Trumpism, Inequality and Europe

, by Elsie Haldane

All the versions of this article: [English] [italiano]

Trumpism, Inequality and Europe

After last week’s dramatic events at the US Capitol, the existence of Trumpism can never be questioned. Although Trump is leaving the White House, the political and social ideology of Trumpism may stick around. This ideology is inherently linked to social inequality: it can only succeed in an already unequal society. Many who followed Trump were frustrated at an establishment that seemed to ignore their needs. Instead of addressing these inequalities, politicians like Trump use scapegoats to stir up hatred amongst voters, pit different groups against each other and depict themselves as the saviour of ‘the people’, therefore becoming a cause, effect, and exacerbation of social inequality. This is not a new tactic, nor an American one—it has been seen before in Europe, and will be seen again.

What is Trumpism?

Trumpism mirrors the political ideology of Donald Trump himself. Concerned with nationalism and populism, it is more about the gain and retention of power than anything else, and cannot do this without scapegoating disadvantaged groups. An important characteristic of Trumpism is a conservative attitude towards migration and immigration—Trump is famous for declaring that Mexicans were “bringing crime” and are “rapists” as a justification for his promise of building a wall at the US-Mexico border.

The origins of Trumpism are a little difficult to pinpoint as so many factors contributed to its buildup; and perhaps this is the best way of defining it, as a reaction to the buildup of inequality, tension and discontentment. Hatred often emerges as a result of existing inequality in society. Indeed, in a society that aspires to hegemony, one disadvantaged group may try to push out another in order to consolidate its place in the social hierarchy. The ‘movement’ of Trumpism works in exactly the same way, and can only survive in a society that is already deeply unequal to begin with. It is easier to antagonise people than it is for leaders to attempt to address these issues. Don’t be fooled though: it is not just a question of what is easiest, but a conscious abuse of the vulnerability of disadvantaged people for political gain.

Europe and the far-right

Across the Atlantic, it is easy for us to sit back, watch these events unfold, and tell ourselves that the world we inhabit as Europeans is different. However, while European nations may not specifically uphold Trumpism, the European far-right certainly share similar characteristics. Far-right parties have repeatedly used scapegoats as part of their fear-mongering tactics. Islamophobia has unfortunately become common across European countries, and this is particularly true in France, where political parties such as the National Front (renamed National Rally) have gained momentum in the recent past. While Le Pen’s party never gained a majority, the effects of this galvanisation of people is still evident. Macron’s decision to get rid of the Collective Against Islamophobia in France (CCIF) can be seen as an attempt to appeal to strongly Islamophobic sentiment in the country.

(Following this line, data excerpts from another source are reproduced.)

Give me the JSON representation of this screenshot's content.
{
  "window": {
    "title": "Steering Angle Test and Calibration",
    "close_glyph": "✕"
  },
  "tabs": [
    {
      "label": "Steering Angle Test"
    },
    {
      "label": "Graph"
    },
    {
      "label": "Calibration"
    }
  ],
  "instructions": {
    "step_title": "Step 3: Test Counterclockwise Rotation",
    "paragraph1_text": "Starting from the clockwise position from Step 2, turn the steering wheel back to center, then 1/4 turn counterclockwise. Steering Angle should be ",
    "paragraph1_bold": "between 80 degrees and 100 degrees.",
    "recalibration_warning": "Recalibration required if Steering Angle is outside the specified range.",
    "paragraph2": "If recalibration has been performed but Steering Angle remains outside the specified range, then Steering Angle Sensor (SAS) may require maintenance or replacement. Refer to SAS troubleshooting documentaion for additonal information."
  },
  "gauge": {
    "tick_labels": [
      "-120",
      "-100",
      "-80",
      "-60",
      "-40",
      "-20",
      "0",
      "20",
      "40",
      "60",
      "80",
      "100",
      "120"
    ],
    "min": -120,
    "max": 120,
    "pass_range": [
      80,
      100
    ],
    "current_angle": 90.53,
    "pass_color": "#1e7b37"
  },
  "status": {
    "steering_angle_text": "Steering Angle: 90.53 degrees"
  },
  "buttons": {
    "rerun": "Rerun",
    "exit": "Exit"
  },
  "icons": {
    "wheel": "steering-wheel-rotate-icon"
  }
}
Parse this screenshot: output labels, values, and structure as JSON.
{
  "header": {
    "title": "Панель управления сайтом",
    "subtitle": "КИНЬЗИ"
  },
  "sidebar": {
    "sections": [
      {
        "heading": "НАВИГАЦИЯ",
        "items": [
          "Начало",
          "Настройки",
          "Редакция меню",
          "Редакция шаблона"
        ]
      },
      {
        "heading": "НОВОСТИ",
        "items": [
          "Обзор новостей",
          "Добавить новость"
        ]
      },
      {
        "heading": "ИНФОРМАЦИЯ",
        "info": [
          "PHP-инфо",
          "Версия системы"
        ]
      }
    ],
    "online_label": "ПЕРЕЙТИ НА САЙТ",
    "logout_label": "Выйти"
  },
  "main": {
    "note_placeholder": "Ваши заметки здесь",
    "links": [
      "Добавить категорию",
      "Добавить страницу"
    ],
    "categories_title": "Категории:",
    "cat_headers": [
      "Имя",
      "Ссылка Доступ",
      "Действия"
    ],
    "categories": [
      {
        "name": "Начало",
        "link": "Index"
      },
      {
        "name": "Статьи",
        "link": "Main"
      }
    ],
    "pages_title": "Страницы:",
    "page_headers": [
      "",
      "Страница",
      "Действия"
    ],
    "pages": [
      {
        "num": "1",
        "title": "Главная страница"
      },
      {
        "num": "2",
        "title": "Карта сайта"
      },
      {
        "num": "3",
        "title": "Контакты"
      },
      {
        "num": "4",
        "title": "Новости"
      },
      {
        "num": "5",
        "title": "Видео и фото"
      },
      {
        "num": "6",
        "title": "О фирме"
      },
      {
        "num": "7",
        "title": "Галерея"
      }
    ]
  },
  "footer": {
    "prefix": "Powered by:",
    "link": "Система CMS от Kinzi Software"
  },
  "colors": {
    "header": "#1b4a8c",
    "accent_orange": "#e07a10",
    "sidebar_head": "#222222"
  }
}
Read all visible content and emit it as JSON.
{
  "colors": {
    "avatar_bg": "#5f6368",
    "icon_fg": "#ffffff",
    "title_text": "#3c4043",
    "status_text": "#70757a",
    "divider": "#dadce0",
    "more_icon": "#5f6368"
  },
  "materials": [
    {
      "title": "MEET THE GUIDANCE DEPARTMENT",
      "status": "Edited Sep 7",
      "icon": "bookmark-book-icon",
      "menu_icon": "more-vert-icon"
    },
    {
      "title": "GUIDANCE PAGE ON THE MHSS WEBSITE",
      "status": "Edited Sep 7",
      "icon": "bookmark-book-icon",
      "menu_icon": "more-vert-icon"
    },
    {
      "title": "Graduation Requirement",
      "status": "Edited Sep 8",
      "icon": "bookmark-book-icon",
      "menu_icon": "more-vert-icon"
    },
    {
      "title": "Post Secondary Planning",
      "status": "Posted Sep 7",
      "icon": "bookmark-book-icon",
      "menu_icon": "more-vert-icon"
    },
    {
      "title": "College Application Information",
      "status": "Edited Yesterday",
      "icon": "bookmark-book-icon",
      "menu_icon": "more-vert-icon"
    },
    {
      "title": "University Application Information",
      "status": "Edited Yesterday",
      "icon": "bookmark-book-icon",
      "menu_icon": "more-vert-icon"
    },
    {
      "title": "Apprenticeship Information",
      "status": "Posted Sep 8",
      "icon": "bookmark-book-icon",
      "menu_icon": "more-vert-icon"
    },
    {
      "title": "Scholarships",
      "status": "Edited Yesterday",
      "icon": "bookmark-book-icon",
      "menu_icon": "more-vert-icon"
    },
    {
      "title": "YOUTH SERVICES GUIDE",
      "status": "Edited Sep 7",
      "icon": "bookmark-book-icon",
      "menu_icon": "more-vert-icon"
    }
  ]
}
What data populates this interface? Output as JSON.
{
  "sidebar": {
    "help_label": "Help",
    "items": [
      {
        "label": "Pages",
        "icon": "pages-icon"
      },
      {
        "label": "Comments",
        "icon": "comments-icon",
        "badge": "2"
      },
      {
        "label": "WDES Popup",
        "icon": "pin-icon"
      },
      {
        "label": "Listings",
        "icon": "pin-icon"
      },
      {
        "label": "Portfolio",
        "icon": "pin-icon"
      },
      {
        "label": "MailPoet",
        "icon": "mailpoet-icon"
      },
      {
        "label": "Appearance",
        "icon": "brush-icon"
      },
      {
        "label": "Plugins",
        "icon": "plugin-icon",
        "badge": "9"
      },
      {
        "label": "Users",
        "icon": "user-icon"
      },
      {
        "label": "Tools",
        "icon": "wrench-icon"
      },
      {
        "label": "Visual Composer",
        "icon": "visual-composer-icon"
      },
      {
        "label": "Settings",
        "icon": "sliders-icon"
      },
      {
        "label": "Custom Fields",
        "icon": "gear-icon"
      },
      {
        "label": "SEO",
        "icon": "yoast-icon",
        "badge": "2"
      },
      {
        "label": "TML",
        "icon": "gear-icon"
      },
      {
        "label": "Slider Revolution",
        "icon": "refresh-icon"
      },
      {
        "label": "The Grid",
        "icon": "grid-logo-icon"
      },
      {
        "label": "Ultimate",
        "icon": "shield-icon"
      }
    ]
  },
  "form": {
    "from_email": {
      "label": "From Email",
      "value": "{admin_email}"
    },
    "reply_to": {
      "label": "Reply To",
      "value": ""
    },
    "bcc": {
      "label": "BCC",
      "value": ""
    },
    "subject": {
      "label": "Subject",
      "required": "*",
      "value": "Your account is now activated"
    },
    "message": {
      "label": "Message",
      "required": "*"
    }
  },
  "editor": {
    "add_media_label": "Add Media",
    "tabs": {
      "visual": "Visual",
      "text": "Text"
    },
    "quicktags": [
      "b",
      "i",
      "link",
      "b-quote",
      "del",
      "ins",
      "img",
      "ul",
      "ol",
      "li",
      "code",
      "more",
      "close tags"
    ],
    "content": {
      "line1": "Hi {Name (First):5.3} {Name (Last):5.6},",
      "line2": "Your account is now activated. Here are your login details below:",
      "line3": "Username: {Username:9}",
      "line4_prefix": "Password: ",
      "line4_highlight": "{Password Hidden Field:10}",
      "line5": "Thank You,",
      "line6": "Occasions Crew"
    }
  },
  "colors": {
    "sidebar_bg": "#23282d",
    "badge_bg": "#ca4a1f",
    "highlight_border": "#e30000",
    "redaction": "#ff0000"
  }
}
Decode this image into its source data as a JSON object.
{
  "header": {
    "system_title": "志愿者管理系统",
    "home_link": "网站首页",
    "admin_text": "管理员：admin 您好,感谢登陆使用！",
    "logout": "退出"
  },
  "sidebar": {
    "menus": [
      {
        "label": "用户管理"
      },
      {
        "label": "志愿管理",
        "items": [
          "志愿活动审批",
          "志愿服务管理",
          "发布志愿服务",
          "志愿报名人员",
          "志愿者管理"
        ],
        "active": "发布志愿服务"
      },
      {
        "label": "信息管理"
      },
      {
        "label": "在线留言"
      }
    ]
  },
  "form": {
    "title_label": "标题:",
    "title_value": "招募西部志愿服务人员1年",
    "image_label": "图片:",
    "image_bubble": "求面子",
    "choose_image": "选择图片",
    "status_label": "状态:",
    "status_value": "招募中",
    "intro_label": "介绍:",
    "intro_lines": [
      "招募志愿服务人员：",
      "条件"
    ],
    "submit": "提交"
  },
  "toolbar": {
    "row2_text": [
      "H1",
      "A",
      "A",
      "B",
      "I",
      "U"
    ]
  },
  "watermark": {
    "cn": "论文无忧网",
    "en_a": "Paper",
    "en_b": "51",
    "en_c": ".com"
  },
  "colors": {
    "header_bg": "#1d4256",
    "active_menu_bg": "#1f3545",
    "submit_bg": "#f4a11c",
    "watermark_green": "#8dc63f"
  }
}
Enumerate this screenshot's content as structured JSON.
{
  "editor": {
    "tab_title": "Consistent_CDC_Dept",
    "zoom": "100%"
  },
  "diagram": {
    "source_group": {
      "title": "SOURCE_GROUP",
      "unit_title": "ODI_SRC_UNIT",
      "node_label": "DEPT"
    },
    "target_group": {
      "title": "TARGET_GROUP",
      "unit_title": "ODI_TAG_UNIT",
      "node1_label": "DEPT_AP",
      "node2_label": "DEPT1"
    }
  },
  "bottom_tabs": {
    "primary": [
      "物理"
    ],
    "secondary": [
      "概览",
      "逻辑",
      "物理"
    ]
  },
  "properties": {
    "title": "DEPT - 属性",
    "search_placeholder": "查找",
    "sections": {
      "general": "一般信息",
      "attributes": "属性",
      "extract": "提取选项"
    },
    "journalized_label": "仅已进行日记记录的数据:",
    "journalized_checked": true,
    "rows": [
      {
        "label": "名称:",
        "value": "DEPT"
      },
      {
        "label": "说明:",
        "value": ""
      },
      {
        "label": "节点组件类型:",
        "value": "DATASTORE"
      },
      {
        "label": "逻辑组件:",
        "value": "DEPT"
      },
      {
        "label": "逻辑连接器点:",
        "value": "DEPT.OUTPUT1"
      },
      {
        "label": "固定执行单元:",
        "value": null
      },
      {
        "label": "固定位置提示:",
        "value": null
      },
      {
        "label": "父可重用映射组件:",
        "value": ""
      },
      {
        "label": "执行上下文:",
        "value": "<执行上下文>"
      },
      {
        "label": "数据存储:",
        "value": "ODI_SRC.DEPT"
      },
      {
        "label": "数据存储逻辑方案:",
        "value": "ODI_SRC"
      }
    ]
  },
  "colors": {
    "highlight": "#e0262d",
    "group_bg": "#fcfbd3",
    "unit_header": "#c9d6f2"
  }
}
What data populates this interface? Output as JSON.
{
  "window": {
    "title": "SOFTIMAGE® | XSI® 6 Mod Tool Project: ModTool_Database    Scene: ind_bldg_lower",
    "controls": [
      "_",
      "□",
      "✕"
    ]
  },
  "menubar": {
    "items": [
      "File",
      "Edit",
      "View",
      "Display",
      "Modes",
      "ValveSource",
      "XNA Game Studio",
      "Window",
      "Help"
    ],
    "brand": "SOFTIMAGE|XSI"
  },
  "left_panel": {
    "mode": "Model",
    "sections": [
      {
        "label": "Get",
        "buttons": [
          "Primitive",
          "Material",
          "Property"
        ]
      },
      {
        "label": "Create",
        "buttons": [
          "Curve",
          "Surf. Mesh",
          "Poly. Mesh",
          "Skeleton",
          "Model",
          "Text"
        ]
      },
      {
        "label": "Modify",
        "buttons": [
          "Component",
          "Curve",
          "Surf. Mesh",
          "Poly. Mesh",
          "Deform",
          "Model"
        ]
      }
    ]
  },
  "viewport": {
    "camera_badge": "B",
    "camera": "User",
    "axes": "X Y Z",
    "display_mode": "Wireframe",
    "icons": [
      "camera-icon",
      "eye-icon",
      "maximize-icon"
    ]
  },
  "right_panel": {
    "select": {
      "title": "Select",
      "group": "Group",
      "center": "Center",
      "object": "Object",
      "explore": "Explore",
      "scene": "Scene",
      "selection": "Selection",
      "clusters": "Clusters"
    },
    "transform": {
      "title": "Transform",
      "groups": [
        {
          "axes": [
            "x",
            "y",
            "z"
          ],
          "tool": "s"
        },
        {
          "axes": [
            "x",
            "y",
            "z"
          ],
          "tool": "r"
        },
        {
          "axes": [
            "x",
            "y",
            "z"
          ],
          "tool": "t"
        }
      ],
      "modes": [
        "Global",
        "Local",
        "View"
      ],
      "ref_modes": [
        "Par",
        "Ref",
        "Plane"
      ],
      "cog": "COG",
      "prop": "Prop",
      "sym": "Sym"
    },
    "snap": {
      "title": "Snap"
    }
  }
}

In the UK, hatred of Muslims, as well as other social groups such as Eastern Europeans, has not only created an overt nationalist sentiment in the country, but has also contributed to its departure from the European Union. Aggressive and violent language used by anti-immigration political parties in the UK, such as UKIP, the BNP, and other organisations like the English Defence League, echoes the language used by those who stormed the Capitol last week.

In Hungary, anti-migration rhetoric has been used to gain support for the far-right Fidesz party, and the same can be said for anti-LGBTQI+ scapegoating. Viktor Orbán, Prime Minister of Hungary and leader of the Fidesz party, has consistently advocated for so-called “Christian values’’ in the country, while changing the constitution to uphold these ‘values.’ The story is similar in Poland: President Andrzej Duda used blatant homophobia and transphobia to gain votes, claiming that LGBT ‘ideology’ is worse than communism. The popularity of this rhetoric in Poland shows itself in the enthusiasm for ‘LGBT-free’ zones. His victory, along with the victory of Orbán, the success of Le Pen, and indeed, the victory of Trump, are testaments to the power politicians hold in inciting hatred, if they know who to target as the ‘enemy.’ Although they occur on different continents, one has to question the influence of Trumpism on European far-right politics, and vice versa, as well as its influence on the general rise in right-wing ideology globally.

What next?

These ideologies pose an enormous hurdle for the progression of human rights across the globe. They flourish in unequal societies, yet augment these inequalities as they incite hatred and intolerance. They do not culminate in rhetoric alone, but real, tangible acts of regression and discrimination that affect the marginalised in society. In the UK, for example, hate crime and racism have risen in recent years, especially after Brexit. Perhaps in a more equal society, these ideologies would not rear their ugly heads in the first place: therefore, to tackle dangerous far-right politics, it is imperative that we tackle social equality first.